Francisco Gomes Neto: Hi Nelson. Good morning. Thank you for the question. Well, the historical target in the past, if you look back a few years, it used to be about 15% at Embraer. But now our projection for the next few years is to grow considerably and defense will keep up with that growth. There’s been plenty of sales of KCs, Super Tucano as well as other products in defense. We don’t really have a percentage target or share for each one, but I would imagine that it will tend to remain at the 15% which is the historical share in defense. It should grow with the other divisions in the company.

Operator: Thank you. The next question is also from Nelson [indiscernible]. He says, what are the prospects for Atech, a subsidiary of the Defense division. It currently makes radars and naval contractors of the nuclear submarine and the Tamandaré ship.

Francisco Gomes Neto: Wow, Nelson, you’re very well informed when it comes to defense. Well, our focus on financial discipline, efficiency and innovation also goes to our subsidiaries, Atech is a 100% Embraer. Atech has been showing considerable improvements in its performance both in terms of growth and revenue. Last year Atech deliver an EBITDA of 18%, which is fantastic performance and it’s been growing. So we have high hopes for new businesses, including vector, which is the new Atech product to support the eVTOLs operation.

Operator: Thank you. The next question is from Pablo Diaz.

Unidentified Analyst: Any advances on the LOI E195-E2 from Aerolíneas Argentinas? Would you prefer, do you think that will become a firm order after the change in the government?

Francisco Gomes Neto: Well, thank you for your question. Before the government change, we had made considerable progress in our negotiations to replace the old E1s by E2s in Aerolíneas Argentinas. Now with the change in government that process has been interrupted and we’re waiting. We believe E2 to be the best solution to replace E1s in other markets as well as that of Argentina. So right now we’re just waiting.

Operator: Thank you. [Operator Instructions] The next question is from [indiscernible]. Please go ahead. Mr. Martins.

Unidentified Analyst: Hello everyone. First of all, congratulations on Embraer’s results. I have a question. Can you hear me? Okay.

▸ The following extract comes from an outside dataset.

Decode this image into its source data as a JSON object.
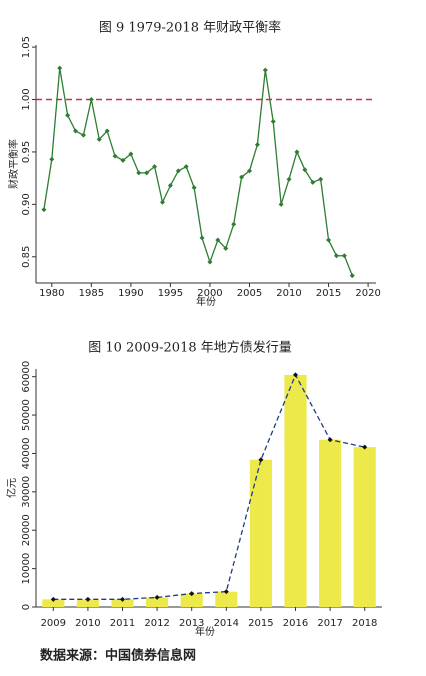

Francisco Gomes Neto: Yes, please go ahead, Carlos.

Unidentified Analyst: Great. You announced the material fact about freezing the E2 aircraft. I’d like to hear about the certification, considering that four years from now, you’re going to resume that project, does Embraer have a specific date for its certification? And also considering the question about the U.S. do you have any prospects of the 190 or 195E2 for that market as well?

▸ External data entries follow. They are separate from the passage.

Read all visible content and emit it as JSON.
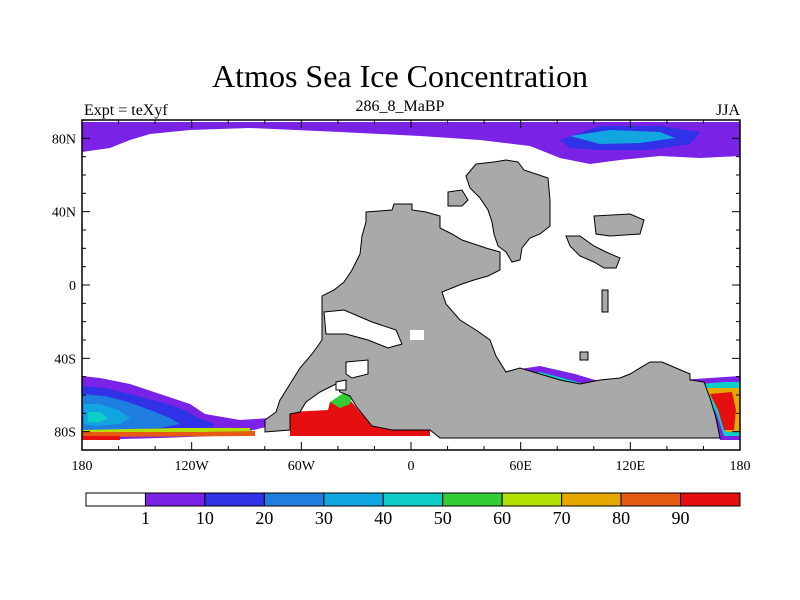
{
  "title": "Atmos Sea Ice Concentration",
  "subtitle_left": "Expt = teXyf",
  "subtitle_center": "286_8_MaBP",
  "subtitle_right": "JJA",
  "map": {
    "lon_range": [
      -180,
      180
    ],
    "lat_range": [
      -90,
      90
    ],
    "y_ticks": [
      {
        "lat": 80,
        "label": "80N"
      },
      {
        "lat": 40,
        "label": "40N"
      },
      {
        "lat": 0,
        "label": "0"
      },
      {
        "lat": -40,
        "label": "40S"
      },
      {
        "lat": -80,
        "label": "80S"
      }
    ],
    "x_ticks": [
      {
        "lon": -180,
        "label": "180"
      },
      {
        "lon": -120,
        "label": "120W"
      },
      {
        "lon": -60,
        "label": "60W"
      },
      {
        "lon": 0,
        "label": "0"
      },
      {
        "lon": 60,
        "label": "60E"
      },
      {
        "lon": 120,
        "label": "120E"
      },
      {
        "lon": 180,
        "label": "180"
      }
    ],
    "land_color": "#a9a9a9"
  },
  "colorbar": {
    "colors": [
      "#ffffff",
      "#7a22e6",
      "#2f32e6",
      "#1e7fe0",
      "#11a6e0",
      "#0ecec8",
      "#33cc33",
      "#b4e000",
      "#e6a800",
      "#e65a14",
      "#e60f0f"
    ],
    "labels": [
      "1",
      "10",
      "20",
      "30",
      "40",
      "50",
      "60",
      "70",
      "80",
      "90"
    ]
  }
}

Francisco Gomes Neto: About E175-E2? It has already flown. We have had a test flight with that aircraft. We’re just delaying the conclusion of the development because the U.S. market is still closed for that market due to the scope clause. Because the E175-E2 does not meet the scope clause. That’s the only reason why, once we realize that there will be a change to the scope clause that will become more flexible, then we will resume that project. And we believe certification could take place in a short period of time. A few years, only because the aircraft is practically ready. So we just need to conclude some developments, some of which are quite important, but we don’t really have a deadline, we don’t have a set date to tell you how long after we resume the project the aircraft will be certified. There’s something else. I think you can support me with the answer. What is it?

Unidentified Analyst: I asked about your prospects to sell E190 and E175-E2, which have already been certified to be sold in the U.S. okay.

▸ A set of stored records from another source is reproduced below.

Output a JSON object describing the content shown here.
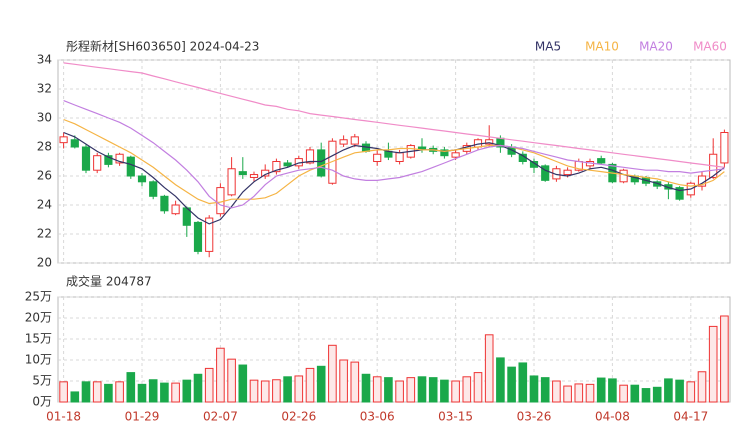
{
  "chart_data": [
    {
      "type": "candlestick",
      "title": "彤程新材[SH603650] 2024-04-23",
      "categories": [
        "01-18",
        null,
        null,
        null,
        null,
        null,
        null,
        "01-29",
        null,
        null,
        null,
        null,
        null,
        null,
        "02-07",
        null,
        null,
        null,
        null,
        null,
        null,
        "02-26",
        null,
        null,
        null,
        null,
        null,
        null,
        "03-06",
        null,
        null,
        null,
        null,
        null,
        null,
        "03-15",
        null,
        null,
        null,
        null,
        null,
        null,
        "03-26",
        null,
        null,
        null,
        null,
        null,
        null,
        "04-08",
        null,
        null,
        null,
        null,
        null,
        null,
        "04-17",
        null,
        null,
        null
      ],
      "open": [
        28.3,
        28.5,
        28.0,
        26.4,
        27.4,
        26.9,
        27.3,
        26.0,
        25.6,
        24.6,
        23.4,
        23.8,
        22.8,
        20.8,
        23.4,
        24.7,
        26.3,
        25.9,
        26.0,
        26.3,
        26.9,
        26.7,
        26.9,
        27.8,
        25.5,
        28.2,
        28.2,
        28.2,
        27.0,
        27.7,
        27.0,
        27.3,
        28.0,
        27.9,
        27.8,
        27.3,
        27.7,
        28.0,
        28.2,
        28.6,
        28.0,
        27.5,
        27.0,
        26.7,
        25.8,
        26.1,
        26.4,
        26.7,
        27.2,
        26.8,
        25.6,
        26.0,
        25.9,
        25.6,
        25.4,
        25.2,
        24.7,
        25.3,
        25.9,
        26.9
      ],
      "high": [
        29.0,
        28.8,
        28.2,
        27.6,
        27.6,
        27.6,
        27.4,
        26.2,
        25.7,
        24.7,
        24.3,
        23.9,
        22.9,
        23.3,
        25.5,
        27.3,
        27.3,
        26.3,
        26.8,
        27.2,
        27.1,
        27.4,
        28.0,
        28.3,
        28.6,
        28.8,
        28.9,
        28.4,
        27.8,
        28.3,
        27.8,
        28.2,
        28.6,
        28.1,
        28.0,
        27.8,
        28.3,
        28.6,
        29.5,
        28.8,
        28.2,
        27.7,
        27.2,
        26.8,
        26.7,
        26.6,
        27.2,
        27.2,
        27.4,
        26.9,
        26.5,
        26.1,
        26.0,
        25.7,
        25.6,
        25.3,
        25.6,
        26.3,
        28.6,
        29.2
      ],
      "low": [
        27.9,
        27.9,
        26.2,
        26.2,
        26.6,
        26.7,
        25.8,
        25.3,
        24.4,
        23.4,
        23.3,
        21.8,
        20.6,
        20.4,
        23.2,
        24.6,
        25.8,
        25.6,
        25.8,
        26.1,
        26.6,
        26.5,
        26.8,
        25.9,
        25.4,
        28.0,
        28.0,
        27.6,
        26.7,
        27.1,
        26.8,
        27.2,
        27.6,
        27.5,
        27.2,
        27.1,
        27.5,
        27.8,
        28.0,
        27.6,
        27.3,
        26.8,
        26.2,
        25.6,
        25.6,
        25.9,
        26.3,
        26.5,
        26.8,
        25.5,
        25.5,
        25.4,
        25.3,
        25.1,
        24.4,
        24.3,
        24.5,
        25.0,
        25.8,
        26.6
      ],
      "close": [
        28.7,
        28.0,
        26.4,
        27.4,
        26.8,
        27.5,
        26.0,
        25.6,
        24.6,
        23.6,
        24.0,
        22.6,
        20.8,
        23.1,
        25.2,
        26.5,
        26.1,
        26.1,
        26.4,
        27.0,
        26.7,
        27.2,
        27.8,
        26.0,
        28.4,
        28.5,
        28.7,
        27.7,
        27.5,
        27.3,
        27.6,
        28.1,
        27.8,
        27.7,
        27.4,
        27.6,
        28.1,
        28.5,
        28.5,
        28.0,
        27.5,
        27.0,
        26.6,
        25.7,
        26.5,
        26.4,
        27.0,
        27.0,
        26.9,
        25.6,
        26.4,
        25.6,
        25.5,
        25.3,
        25.1,
        24.4,
        25.5,
        26.0,
        27.5,
        29.0
      ],
      "up_color": "#ee3333",
      "down_color": "#1aa84a",
      "series": [
        {
          "name": "MA5",
          "color": "#333366",
          "values": [
            29.0,
            28.7,
            28.2,
            27.7,
            27.3,
            27.0,
            26.8,
            26.5,
            25.9,
            25.2,
            24.6,
            23.8,
            23.1,
            22.7,
            23.0,
            23.9,
            24.9,
            25.6,
            26.1,
            26.4,
            26.6,
            26.9,
            27.0,
            27.0,
            27.4,
            27.8,
            28.1,
            28.0,
            27.9,
            27.7,
            27.6,
            27.7,
            27.8,
            27.8,
            27.7,
            27.8,
            28.0,
            28.2,
            28.3,
            28.1,
            27.8,
            27.4,
            26.9,
            26.4,
            26.1,
            26.0,
            26.2,
            26.5,
            26.6,
            26.4,
            26.1,
            25.9,
            25.7,
            25.5,
            25.2,
            25.0,
            25.1,
            25.5,
            26.0,
            26.6
          ]
        },
        {
          "name": "MA10",
          "color": "#f5b445",
          "values": [
            29.9,
            29.6,
            29.2,
            28.8,
            28.4,
            28.0,
            27.6,
            27.1,
            26.6,
            26.0,
            25.4,
            24.9,
            24.4,
            24.1,
            24.2,
            24.4,
            24.4,
            24.4,
            24.5,
            24.8,
            25.4,
            26.0,
            26.4,
            26.7,
            27.0,
            27.3,
            27.6,
            27.7,
            27.8,
            27.8,
            27.9,
            27.9,
            27.8,
            27.8,
            27.7,
            27.8,
            27.9,
            28.0,
            28.1,
            28.1,
            28.0,
            27.8,
            27.6,
            27.3,
            27.0,
            26.7,
            26.5,
            26.4,
            26.3,
            26.2,
            26.1,
            26.0,
            25.9,
            25.8,
            25.6,
            25.4,
            25.3,
            25.4,
            25.7,
            26.3
          ]
        },
        {
          "name": "MA20",
          "color": "#c27fe0",
          "values": [
            31.2,
            30.9,
            30.6,
            30.3,
            30.0,
            29.7,
            29.3,
            28.8,
            28.3,
            27.7,
            27.1,
            26.4,
            25.6,
            24.6,
            24.0,
            23.8,
            24.0,
            24.6,
            25.4,
            26.0,
            26.2,
            26.4,
            26.5,
            26.6,
            26.4,
            26.0,
            25.8,
            25.7,
            25.7,
            25.8,
            25.9,
            26.1,
            26.3,
            26.6,
            26.9,
            27.2,
            27.5,
            27.8,
            28.0,
            28.1,
            28.0,
            27.9,
            27.7,
            27.5,
            27.3,
            27.1,
            27.0,
            26.9,
            26.8,
            26.7,
            26.6,
            26.5,
            26.4,
            26.4,
            26.3,
            26.3,
            26.2,
            26.3,
            26.4,
            26.5
          ]
        },
        {
          "name": "MA60",
          "color": "#f08cc8",
          "values": [
            33.8,
            33.7,
            33.6,
            33.5,
            33.4,
            33.3,
            33.2,
            33.1,
            32.9,
            32.7,
            32.5,
            32.3,
            32.1,
            31.9,
            31.7,
            31.5,
            31.3,
            31.1,
            30.9,
            30.8,
            30.6,
            30.5,
            30.3,
            30.2,
            30.1,
            30.0,
            29.9,
            29.8,
            29.7,
            29.6,
            29.5,
            29.4,
            29.3,
            29.2,
            29.1,
            29.0,
            28.9,
            28.8,
            28.7,
            28.6,
            28.5,
            28.4,
            28.3,
            28.2,
            28.1,
            28.0,
            27.9,
            27.8,
            27.7,
            27.6,
            27.5,
            27.4,
            27.3,
            27.2,
            27.1,
            27.0,
            26.9,
            26.8,
            26.7,
            26.6
          ]
        }
      ],
      "ylim": [
        20,
        34
      ],
      "yticks": [
        20,
        22,
        24,
        26,
        28,
        30,
        32,
        34
      ],
      "grid": true
    },
    {
      "type": "bar",
      "title": "成交量 204787",
      "values": [
        4.8,
        2.4,
        4.8,
        4.8,
        4.2,
        4.8,
        7.0,
        4.2,
        5.3,
        4.5,
        4.5,
        5.2,
        6.6,
        8.0,
        12.8,
        10.2,
        8.8,
        5.2,
        5.0,
        5.3,
        6.0,
        6.2,
        8.0,
        8.5,
        13.5,
        10.0,
        9.5,
        6.6,
        6.0,
        5.8,
        5.0,
        5.8,
        6.0,
        5.8,
        5.2,
        5.0,
        6.0,
        7.0,
        16.0,
        10.5,
        8.3,
        9.3,
        6.2,
        5.8,
        5.0,
        3.8,
        4.3,
        4.2,
        5.7,
        5.5,
        4.0,
        4.0,
        3.2,
        3.5,
        5.5,
        5.2,
        4.8,
        7.2,
        18.0,
        20.4787
      ],
      "ylim": [
        0,
        25
      ],
      "yticks": [
        {
          "value": 0,
          "label": "0万"
        },
        {
          "value": 5,
          "label": "5万"
        },
        {
          "value": 10,
          "label": "10万"
        },
        {
          "value": 15,
          "label": "15万"
        },
        {
          "value": 20,
          "label": "20万"
        },
        {
          "value": 25,
          "label": "25万"
        }
      ],
      "grid": true
    }
  ]
}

Francisco Gomes Neto: We have great prospects, Carlos. We’re already working on it. We’re not allowed to disclose it yet, but we are working with some American airlines and showing them the benefits of having an aircraft the size of E195, especially A2 for regional flights and the [indiscernible], the large ones. So we’re moving forward in convincing them. And we hope that in the next two years we should have some good news coming from North America for our E2s.

Operator: Thank you. This concludes the Q&A session and Embraer’s conference for today. Thank you very much for joining us and have a great day.